Columna publicada en La Tercera, 25.05.2016

El sábado pasado, al bajar por los cerros hacia el plan de Valparaíso, mis hijos me preguntaron por qué una nube de humo cubría el centro de la ciudad. Me habían pedido que fuéramos a ver el desfile, y accedí, con la esperanza de que conocieran un poco mejor nuestra historia y los ritos de la República. Sin embargo, la columna de humo se veía amenazante. Al encender la radio, nos enteramos de los graves disturbios y del incendio en plena Avenida Pedro Montt. En lugar de celebrar la gesta de Prat, Valparaíso empezaba a vestirse de luto por la muerte de uno de sus habitantes.

Lamentablemente, el guión se viene repitiendo hace demasiados años. Cada 21 de mayo, en pocas horas y en pocas cuadras, las calles del puerto ofrecen un extraordinario condensado de nuestras patologías y del modo en que intentamos (sin éxito) resolverlas. Si el año pasado Rodrigo Avilés había sido gravemente herido por la represión policial, esta vez la ruleta giró en otro sentido: un funcionario municipal de 72 años murió producto del incendio. Según ha contado uno de sus hijos, a don Eduardo Lara le gustaba mantenerse activo y amaba su trabajo. Y efectivamente, mientras cumplía con su deber, un grupo de jóvenes, escondido bajo la cobardía de quien no se atreve a mostrar su rostro, se entretenía haciendo arder una ciudad maltrecha.

Los sucesos dejan al menos una lección clara: debemos ser inflexibles con el uso de las violencia en las manifestaciones. Si manifestarse es un derecho fundamental en toda democracia, hacerlo pacíficamente es una exigencia correlativa que tiene exactamente la misma importancia. En esto, no caben las dobles lecturas, aunque las señales no siempre contribuyen. De hecho, el año pasado, el gobierno en pleno se desplegó para acompañar a la familia de Rodrigo Avilés; pero esta vez ningún personero del Ejecutivo se acercó a la familia de la víctima. ¿Cómo dar cuenta de ese contraste? ¿Debemos concluir que, a ojos del gobierno, los manifestantes encarnan algo más elevado que un guardia que posee ética del trabajo? ¿Cómo esperar luego que todo esto no tenga consecuencias en todo orden, incluyendo cierta inhibición policial?

Poco más tarde, en el monumento a los héroes de Iquique, el homenaje a Prat se reducía a su mínima expresión.
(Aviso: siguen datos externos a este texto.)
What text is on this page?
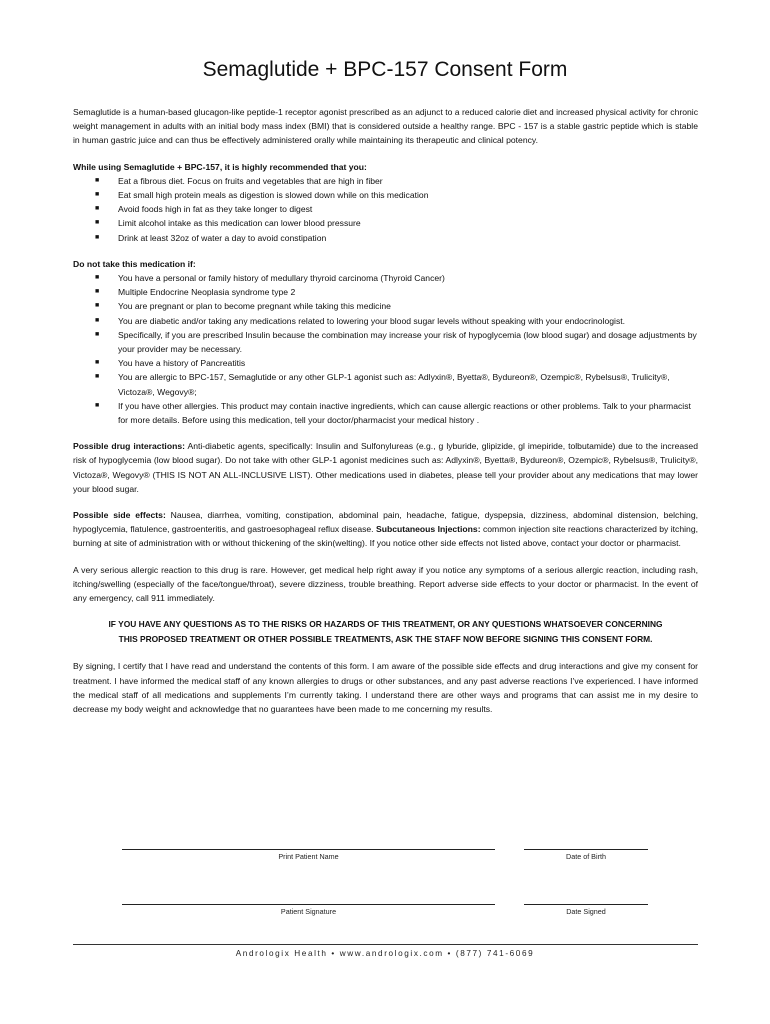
Semaglutide + BPC-157 Consent Form

Semaglutide is a human-based glucagon-like peptide-1 receptor agonist prescribed as an adjunct to a reduced calorie diet and increased physical activity for chronic weight management in adults with an initial body mass index (BMI) that is considered outside a healthy range. BPC - 157 is a stable gastric peptide which is stable in human gastric juice and can thus be effectively administered orally while maintaining its therapeutic and clinical potency.

While using Semaglutide + BPC-157, it is highly recommended that you:

■ Eat a fibrous diet. Focus on fruits and vegetables that are high in fiber
■ Eat small high protein meals as digestion is slowed down while on this medication
■ Avoid foods high in fat as they take longer to digest
■ Limit alcohol intake as this medication can lower blood pressure
■ Drink at least 32oz of water a day to avoid constipation

Do not take this medication if:

■ You have a personal or family history of medullary thyroid carcinoma (Thyroid Cancer)
■ Multiple Endocrine Neoplasia syndrome type 2
■ You are pregnant or plan to become pregnant while taking this medicine
■ You are diabetic and/or taking any medications related to lowering your blood sugar levels without speaking with your endocrinologist.
■ Specifically, if you are prescribed Insulin because the combination may increase your risk of hypoglycemia (low blood sugar) and dosage adjustments by your provider may be necessary.
■ You have a history of Pancreatitis
■ You are allergic to BPC-157, Semaglutide or any other GLP-1 agonist such as: Adlyxin®, Byetta®, Bydureon®, Ozempic®, Rybelsus®, Trulicity®, Victoza®, Wegovy®;
■ If you have other allergies. This product may contain inactive ingredients, which can cause allergic reactions or other problems. Talk to your pharmacist for more details. Before using this medication, tell your doctor/pharmacist your medical history .

Possible drug interactions: Anti-diabetic agents, specifically: Insulin and Sulfonylureas (e.g., g lyburide, glipizide, gl imepiride, tolbutamide) due to the increased risk of hypoglycemia (low blood sugar). Do not take with other GLP-1 agonist medicines such as: Adlyxin®, Byetta®, Bydureon®, Ozempic®, Rybelsus®, Trulicity®, Victoza®, Wegovy® (THIS IS NOT AN ALL-INCLUSIVE LIST). Other medications used in diabetes, please tell your provider about any medications that may lower your blood sugar.

Possible side effects: Nausea, diarrhea, vomiting, constipation, abdominal pain, headache, fatigue, dyspepsia, dizziness, abdominal distension, belching, hypoglycemia, flatulence, gastroenteritis, and gastroesophageal reflux disease. Subcutaneous Injections: common injection site reactions characterized by itching, burning at site of administration with or without thickening of the skin(welting). If you notice other side effects not listed above, contact your doctor or pharmacist.

A very serious allergic reaction to this drug is rare. However, get medical help right away if you notice any symptoms of a serious allergic reaction, including rash, itching/swelling (especially of the face/tongue/throat), severe dizziness, trouble breathing. Report adverse side effects to your doctor or pharmacist. In the event of any emergency, call 911 immediately.

IF YOU HAVE ANY QUESTIONS AS TO THE RISKS OR HAZARDS OF THIS TREATMENT, OR ANY QUESTIONS WHATSOEVER CONCERNING
THIS PROPOSED TREATMENT OR OTHER POSSIBLE TREATMENTS, ASK THE STAFF NOW BEFORE SIGNING THIS CONSENT FORM.

By signing, I certify that I have read and understand the contents of this form. I am aware of the possible side effects and drug interactions and give my consent for treatment. I have informed the medical staff of any known allergies to drugs or other substances, and any past adverse reactions I’ve experienced. I have informed the medical staff of all medications and supplements I’m currently taking. I understand there are other ways and programs that can assist me in my desire to decrease my body weight and acknowledge that no guarantees have been made to me concerning my results.

Print Patient Name	Date of Birth
Patient Signature	Date Signed
Andrologix Health • www.andrologix.com • (877) 741-6069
El acceso a la plaza Sotomayor estaba cerrado una cuadra a la redonda, y (para decepción de mis niños) del desfile apenas podía percibirse una rápida vuelta a la manzana. Hay poco tiempo, las autoridades están apuradas, y nadie quiere exponerse a un bochorno mayor. En el fondo, todos parecen esperar que la ceremonia y el día acaben lo antes posible. Al caer la tarde, mientras paseábamos por una ciudad desolada y entristecida, me preguntaba si no deberíamos poner más atención en el cuidado de nuestros símbolos y de sus momentos que, de algún modo, contribuyen a configurar aquello que llamamos Chile. Dicho de otro modo, el deber de memoria también corre para nuestros héroes, esos que han muerto cumpliendo su deber. Eso fue, al menos, lo que me enseñó mi abuelo, y quisiera que mis hijos también pudieran aprenderlo.